3. Use a standardized version of the second approach by deriving average lean-tissue growth rates over the entire grow/finish period and use some standard lean-tissue growth curves to estimate farm-specific curves.

4. Use a developed regression equation that predicts lysine-to-calorie ratio based on body weight.  This equation is then scaled, based on a judgment of the pigs’ genetic potential and the potential influence of other factors. You can then use regression equations or constants to determine minimum ratios in relation to the lysine requirement.

Macro and micro nutrients

Phosphorus is an important nutrient for lean growth and skeletal development. Traditionally, phosphorus has been provided beyond nutrient requirements because it makes up a low percentage of total diet costs, Dritz says.

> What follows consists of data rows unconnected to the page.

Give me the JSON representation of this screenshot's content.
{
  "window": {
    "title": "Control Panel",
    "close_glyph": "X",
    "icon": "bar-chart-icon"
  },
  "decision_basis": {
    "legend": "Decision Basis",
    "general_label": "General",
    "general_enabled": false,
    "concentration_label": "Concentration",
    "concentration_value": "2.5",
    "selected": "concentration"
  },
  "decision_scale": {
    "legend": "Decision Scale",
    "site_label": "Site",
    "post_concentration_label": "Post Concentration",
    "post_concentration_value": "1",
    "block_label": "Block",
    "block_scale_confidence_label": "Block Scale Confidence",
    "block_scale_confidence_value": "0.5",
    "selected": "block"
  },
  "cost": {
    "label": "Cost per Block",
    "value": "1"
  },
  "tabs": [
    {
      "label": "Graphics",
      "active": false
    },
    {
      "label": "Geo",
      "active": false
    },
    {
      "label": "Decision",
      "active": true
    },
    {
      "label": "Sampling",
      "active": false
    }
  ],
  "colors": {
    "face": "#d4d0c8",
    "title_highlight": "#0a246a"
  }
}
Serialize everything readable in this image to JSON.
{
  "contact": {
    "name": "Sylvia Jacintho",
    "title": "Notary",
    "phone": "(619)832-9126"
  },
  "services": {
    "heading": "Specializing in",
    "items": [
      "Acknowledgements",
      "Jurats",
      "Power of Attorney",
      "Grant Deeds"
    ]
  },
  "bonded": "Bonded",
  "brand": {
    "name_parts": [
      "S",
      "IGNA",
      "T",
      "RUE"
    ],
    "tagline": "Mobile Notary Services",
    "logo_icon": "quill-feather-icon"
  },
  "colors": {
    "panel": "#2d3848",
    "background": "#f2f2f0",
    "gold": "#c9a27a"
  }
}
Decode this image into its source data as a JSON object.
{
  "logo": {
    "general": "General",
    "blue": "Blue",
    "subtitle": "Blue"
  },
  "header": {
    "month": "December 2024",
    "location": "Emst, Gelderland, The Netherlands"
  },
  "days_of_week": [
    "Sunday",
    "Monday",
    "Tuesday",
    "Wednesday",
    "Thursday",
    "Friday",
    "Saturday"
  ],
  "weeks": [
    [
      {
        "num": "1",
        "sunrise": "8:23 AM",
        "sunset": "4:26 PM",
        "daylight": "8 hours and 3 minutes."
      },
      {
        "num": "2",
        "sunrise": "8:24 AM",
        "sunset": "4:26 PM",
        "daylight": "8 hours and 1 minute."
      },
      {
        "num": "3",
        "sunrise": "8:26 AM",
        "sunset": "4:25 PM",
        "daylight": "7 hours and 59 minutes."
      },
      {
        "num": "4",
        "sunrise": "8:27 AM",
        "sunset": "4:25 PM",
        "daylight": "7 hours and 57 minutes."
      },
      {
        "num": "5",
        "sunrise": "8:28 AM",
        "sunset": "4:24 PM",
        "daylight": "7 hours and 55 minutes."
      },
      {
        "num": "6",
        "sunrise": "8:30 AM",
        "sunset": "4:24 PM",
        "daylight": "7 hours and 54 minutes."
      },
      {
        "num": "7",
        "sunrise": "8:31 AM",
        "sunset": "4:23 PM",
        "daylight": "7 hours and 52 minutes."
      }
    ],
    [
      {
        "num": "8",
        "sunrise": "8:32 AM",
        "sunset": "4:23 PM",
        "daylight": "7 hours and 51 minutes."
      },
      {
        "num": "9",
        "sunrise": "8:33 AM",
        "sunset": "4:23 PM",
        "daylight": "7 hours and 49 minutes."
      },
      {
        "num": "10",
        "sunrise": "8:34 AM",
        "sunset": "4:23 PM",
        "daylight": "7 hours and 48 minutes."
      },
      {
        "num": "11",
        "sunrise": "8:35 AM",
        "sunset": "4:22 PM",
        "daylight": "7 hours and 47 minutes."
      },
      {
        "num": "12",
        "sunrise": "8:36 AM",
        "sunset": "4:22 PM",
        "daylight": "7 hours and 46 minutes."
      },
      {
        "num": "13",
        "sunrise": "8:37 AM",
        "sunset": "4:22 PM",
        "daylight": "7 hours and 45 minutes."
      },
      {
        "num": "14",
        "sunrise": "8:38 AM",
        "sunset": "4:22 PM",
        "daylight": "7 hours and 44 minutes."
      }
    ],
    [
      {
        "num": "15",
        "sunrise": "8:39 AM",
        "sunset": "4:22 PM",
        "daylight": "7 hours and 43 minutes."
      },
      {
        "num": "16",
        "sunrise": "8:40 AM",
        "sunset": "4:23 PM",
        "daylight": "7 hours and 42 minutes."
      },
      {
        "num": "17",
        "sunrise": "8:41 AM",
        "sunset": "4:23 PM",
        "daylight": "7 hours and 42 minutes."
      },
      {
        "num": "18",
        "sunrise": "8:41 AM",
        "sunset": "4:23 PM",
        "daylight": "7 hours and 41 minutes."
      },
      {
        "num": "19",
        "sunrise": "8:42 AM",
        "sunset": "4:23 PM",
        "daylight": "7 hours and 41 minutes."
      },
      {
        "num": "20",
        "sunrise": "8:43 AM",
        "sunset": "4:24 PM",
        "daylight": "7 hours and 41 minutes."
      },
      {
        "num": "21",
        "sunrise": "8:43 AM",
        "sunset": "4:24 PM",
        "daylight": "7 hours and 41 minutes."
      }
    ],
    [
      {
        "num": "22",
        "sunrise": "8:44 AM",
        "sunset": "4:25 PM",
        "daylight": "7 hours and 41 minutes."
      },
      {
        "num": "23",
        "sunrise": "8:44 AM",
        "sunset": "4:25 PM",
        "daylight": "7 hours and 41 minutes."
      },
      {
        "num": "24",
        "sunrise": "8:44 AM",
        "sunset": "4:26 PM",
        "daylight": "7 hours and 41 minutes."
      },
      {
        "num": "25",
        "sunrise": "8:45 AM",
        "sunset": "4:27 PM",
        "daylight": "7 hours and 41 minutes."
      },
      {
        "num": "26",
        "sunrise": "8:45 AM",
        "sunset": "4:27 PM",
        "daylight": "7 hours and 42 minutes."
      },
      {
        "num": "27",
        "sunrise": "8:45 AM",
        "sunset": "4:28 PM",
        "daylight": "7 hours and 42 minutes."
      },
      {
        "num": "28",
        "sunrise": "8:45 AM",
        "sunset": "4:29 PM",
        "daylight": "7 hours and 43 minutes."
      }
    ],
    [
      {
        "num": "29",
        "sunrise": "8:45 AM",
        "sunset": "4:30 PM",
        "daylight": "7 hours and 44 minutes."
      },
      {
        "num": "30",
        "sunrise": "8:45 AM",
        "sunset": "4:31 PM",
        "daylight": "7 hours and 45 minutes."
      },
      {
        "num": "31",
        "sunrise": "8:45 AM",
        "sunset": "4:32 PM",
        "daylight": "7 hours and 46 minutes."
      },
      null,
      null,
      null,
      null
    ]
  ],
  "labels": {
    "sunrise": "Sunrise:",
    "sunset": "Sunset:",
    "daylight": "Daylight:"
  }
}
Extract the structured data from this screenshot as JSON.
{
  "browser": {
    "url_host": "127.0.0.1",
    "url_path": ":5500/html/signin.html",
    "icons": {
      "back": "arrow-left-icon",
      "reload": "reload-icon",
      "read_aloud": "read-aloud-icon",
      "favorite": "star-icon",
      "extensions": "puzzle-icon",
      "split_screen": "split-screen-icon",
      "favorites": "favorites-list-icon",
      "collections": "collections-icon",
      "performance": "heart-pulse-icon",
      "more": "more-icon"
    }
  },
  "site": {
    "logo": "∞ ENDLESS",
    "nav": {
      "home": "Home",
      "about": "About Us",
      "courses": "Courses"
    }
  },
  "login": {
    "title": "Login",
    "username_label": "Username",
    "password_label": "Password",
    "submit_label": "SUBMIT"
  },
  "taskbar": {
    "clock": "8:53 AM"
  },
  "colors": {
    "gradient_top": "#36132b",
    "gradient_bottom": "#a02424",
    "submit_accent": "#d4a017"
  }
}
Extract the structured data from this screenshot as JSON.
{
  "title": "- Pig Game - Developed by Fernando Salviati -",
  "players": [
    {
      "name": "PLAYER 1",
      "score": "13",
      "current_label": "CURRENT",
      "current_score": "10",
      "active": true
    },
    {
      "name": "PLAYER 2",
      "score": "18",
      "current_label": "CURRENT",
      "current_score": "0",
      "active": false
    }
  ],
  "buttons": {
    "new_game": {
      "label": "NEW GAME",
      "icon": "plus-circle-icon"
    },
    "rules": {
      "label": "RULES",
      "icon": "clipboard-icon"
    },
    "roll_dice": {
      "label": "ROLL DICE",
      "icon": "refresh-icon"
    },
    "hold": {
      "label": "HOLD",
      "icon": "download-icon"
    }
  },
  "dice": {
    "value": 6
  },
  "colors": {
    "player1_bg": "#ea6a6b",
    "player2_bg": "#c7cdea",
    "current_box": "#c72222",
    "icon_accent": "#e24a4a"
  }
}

As producers have moved toward diets that minimize nutrient excretion, it is important to use less phosphorous in swine diets.  However, you don’t want to use too little phosphorous because “if phosphorous margins are too low, processing plants report problems of vertebral breakage from weakened bones,” he notes.

Other considerations that drive pig growth are the ratio of calcium to phosphorus.  “Elevated calcium-to-phosphorus ratios reduce feed intake, leading to lower growth rates,” he says.

Other macro minerals, vitamins and trace minerals can be important nutrients for growth but are usually included in more than adequate amounts in diets. Deficiencies are typically caused by feed manufacturing errors.

While there are some systems that achieve 2 pounds ADG on an individual group basis, there aren’t many that can hit it system wide, Dritz says. Some production systems consistently achieve 1.85 pounds, he says.  “It’s very common to see 1.7 to 1.75 pounds ADG.”

Dritz believes that 2 pounds ADG is a reasonable industry goal. “It’s reasonable that we should be striving for it, especially on a larger production system basis.”